23.12.
Heute früh eine Perversion des Proustian Rush durchlebt dergestalt, dass mir ein Vorschwall heißen Tees aus der Schnaube schoss und, ich schenkte stehend ein, mir an dem Tassenrand vorbei und damit sehr viel tiefer drunten auf den Fuß fiel.
Ein Abend stieg in mir auf aus diesem Schmerz, ich war mit Katrin im Kino gewesen, in jedem Kino auf der Reeperbahn, in dessen Saal man rauchen durfte, wir hatten uns Blood In, Blood Out angeschaut — der dringenden Empfehlung Daniel Richters zufolge — und, der Abend war ja noch jung (und wir waren es auch) beschlossen, Roberto zu besuchen, der in Nachbarschaft zu diesem Kino in einer Seitengasse wohnte. Ohne uns voranzumelden. Das Mobiltelefon war ja noch nicht erfunden.
Humpelnd öffnete er uns die Tür. «Hatschend» hätte man es im Schwäbischen genannt.
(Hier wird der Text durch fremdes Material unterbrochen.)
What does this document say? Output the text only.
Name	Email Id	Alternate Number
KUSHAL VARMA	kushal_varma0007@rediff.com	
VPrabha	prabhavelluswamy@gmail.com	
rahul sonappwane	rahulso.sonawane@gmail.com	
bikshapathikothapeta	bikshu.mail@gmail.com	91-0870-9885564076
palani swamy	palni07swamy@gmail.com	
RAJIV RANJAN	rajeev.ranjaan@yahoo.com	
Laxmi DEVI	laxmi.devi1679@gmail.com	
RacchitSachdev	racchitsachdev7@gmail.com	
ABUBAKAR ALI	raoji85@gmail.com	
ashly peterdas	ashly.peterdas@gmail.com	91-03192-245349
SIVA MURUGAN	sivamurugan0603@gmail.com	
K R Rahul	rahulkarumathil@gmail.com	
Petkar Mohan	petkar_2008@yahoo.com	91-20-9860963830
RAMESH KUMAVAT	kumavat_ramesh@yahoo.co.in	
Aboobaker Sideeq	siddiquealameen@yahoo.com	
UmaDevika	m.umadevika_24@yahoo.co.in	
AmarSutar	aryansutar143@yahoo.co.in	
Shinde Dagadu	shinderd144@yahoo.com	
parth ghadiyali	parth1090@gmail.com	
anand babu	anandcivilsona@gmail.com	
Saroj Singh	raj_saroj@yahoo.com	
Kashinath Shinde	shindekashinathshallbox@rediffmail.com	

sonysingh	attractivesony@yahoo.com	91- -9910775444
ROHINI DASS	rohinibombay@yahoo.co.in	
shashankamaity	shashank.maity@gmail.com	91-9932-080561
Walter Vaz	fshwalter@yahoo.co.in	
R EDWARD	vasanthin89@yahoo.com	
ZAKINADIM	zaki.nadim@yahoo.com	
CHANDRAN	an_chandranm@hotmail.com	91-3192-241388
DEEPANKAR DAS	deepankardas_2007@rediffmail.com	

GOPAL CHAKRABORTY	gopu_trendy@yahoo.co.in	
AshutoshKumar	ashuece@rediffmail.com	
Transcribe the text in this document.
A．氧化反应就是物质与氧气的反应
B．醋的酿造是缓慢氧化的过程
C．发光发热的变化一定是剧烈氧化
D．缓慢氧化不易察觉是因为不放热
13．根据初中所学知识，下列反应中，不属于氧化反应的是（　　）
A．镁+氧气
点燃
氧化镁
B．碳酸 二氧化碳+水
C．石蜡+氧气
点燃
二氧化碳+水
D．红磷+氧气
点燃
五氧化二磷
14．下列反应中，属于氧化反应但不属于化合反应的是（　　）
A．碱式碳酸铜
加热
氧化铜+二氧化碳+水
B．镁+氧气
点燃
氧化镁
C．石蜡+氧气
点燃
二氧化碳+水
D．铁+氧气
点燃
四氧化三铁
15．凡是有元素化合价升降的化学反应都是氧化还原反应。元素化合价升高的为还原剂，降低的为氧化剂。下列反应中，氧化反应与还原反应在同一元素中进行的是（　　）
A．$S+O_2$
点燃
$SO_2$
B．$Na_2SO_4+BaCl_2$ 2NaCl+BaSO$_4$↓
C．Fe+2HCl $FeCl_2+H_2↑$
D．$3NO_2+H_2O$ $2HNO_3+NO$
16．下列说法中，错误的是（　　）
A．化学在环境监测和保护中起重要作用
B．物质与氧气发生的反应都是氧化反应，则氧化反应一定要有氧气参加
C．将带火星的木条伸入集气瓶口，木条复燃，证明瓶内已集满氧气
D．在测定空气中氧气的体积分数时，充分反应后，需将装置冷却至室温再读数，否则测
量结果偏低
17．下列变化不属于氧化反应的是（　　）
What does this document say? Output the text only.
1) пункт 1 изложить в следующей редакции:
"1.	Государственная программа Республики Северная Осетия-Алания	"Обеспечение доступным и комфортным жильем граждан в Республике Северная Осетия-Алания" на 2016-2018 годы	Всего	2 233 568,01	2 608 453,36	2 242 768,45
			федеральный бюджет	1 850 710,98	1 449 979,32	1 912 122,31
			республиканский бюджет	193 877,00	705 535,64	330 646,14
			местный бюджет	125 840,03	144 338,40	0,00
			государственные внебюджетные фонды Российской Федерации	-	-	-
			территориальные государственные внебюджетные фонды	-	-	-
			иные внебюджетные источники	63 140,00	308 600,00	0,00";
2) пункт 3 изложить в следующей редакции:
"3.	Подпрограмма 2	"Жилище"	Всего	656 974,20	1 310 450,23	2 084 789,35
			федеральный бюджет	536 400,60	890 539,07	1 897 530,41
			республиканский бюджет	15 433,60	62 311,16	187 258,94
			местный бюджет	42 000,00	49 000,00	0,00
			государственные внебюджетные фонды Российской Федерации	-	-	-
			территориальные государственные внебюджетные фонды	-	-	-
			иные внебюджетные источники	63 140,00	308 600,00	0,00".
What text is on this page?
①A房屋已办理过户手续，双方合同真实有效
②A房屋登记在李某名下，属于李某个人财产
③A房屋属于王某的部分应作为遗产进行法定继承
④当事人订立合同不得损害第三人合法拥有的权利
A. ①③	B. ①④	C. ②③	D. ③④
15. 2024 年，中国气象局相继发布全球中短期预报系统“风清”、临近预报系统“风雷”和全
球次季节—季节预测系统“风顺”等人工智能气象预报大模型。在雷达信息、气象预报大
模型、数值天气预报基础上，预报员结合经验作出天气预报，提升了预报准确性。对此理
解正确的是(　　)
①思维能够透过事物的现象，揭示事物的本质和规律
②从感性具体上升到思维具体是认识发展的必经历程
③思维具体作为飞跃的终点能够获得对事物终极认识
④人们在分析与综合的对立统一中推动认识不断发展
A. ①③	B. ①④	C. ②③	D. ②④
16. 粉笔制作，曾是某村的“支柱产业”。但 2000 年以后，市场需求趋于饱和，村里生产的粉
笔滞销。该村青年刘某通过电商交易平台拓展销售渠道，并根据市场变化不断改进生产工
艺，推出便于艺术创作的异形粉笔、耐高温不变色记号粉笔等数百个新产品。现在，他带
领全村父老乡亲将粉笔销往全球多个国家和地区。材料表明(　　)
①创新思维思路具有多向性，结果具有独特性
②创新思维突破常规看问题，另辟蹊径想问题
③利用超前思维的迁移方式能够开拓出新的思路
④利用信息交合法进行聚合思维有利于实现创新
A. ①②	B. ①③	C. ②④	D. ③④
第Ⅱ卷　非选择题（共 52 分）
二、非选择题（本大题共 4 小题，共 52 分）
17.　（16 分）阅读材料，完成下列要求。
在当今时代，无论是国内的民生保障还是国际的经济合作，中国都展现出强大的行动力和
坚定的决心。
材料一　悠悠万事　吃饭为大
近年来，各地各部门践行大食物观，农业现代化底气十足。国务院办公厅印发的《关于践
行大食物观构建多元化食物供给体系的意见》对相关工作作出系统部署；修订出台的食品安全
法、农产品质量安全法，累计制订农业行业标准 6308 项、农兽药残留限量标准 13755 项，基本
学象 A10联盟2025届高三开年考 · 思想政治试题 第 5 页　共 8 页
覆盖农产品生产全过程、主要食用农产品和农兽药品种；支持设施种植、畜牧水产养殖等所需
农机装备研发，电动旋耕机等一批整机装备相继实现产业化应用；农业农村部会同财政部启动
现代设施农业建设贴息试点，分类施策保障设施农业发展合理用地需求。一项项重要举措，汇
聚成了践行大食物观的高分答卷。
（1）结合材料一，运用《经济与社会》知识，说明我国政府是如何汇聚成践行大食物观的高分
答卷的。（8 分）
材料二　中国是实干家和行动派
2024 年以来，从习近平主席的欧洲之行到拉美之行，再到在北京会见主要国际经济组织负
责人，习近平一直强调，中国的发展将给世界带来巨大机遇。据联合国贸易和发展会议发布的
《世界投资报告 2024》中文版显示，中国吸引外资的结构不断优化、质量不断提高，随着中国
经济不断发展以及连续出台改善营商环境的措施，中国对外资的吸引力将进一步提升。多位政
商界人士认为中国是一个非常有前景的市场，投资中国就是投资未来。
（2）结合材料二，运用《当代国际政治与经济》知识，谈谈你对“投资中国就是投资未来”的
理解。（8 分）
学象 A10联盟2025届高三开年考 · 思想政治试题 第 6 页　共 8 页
Im war, davon hatten wir freilich nichts ahnen können, am Vorabend beim Einschenken von Kräutertee die Kanne umgekippt und hatte ihre kochendheiße Fracht über seinen rechten Fuß entladen. Der zu allem Unglück in einer dicken Wollsocke gesteckt hatte, weswegen die verbrühende Wirkung sich noch intensiviert haben sollte. Hatte man ihm zumindest im Hafenkrankenhaus erklärt. Alle Haut und sogar eine Schicht vom Fleisch waren von Robertos rechtem Fuß dort abgeschält worden. Er hatte sich beinahe durchgegart.
Well done und ähnliche Wortspiele gehörten damals zum sogenannten Guten Ton. Und so entwickelte sich aus dem beiderseits unverhofften Krankenbesuch noch ein erspießlicher Abend.
Aus Robertos Fenstern konnte man auf die vom vorweihnachtlichen Regen glitzernde Reeperbahn schauen, das weiß ich noch ganz genau.
Ich hatte übrigens auch gestrickte Socken angehabt heute früh. Aber bei mir war es halt bloß ein kleiner Spritzer heißen Lapsangs gewesen; im Grunde doch nur ein Tropfen. Aber a little goes a long way — zumindest was mein Gedächtnis anbelangt.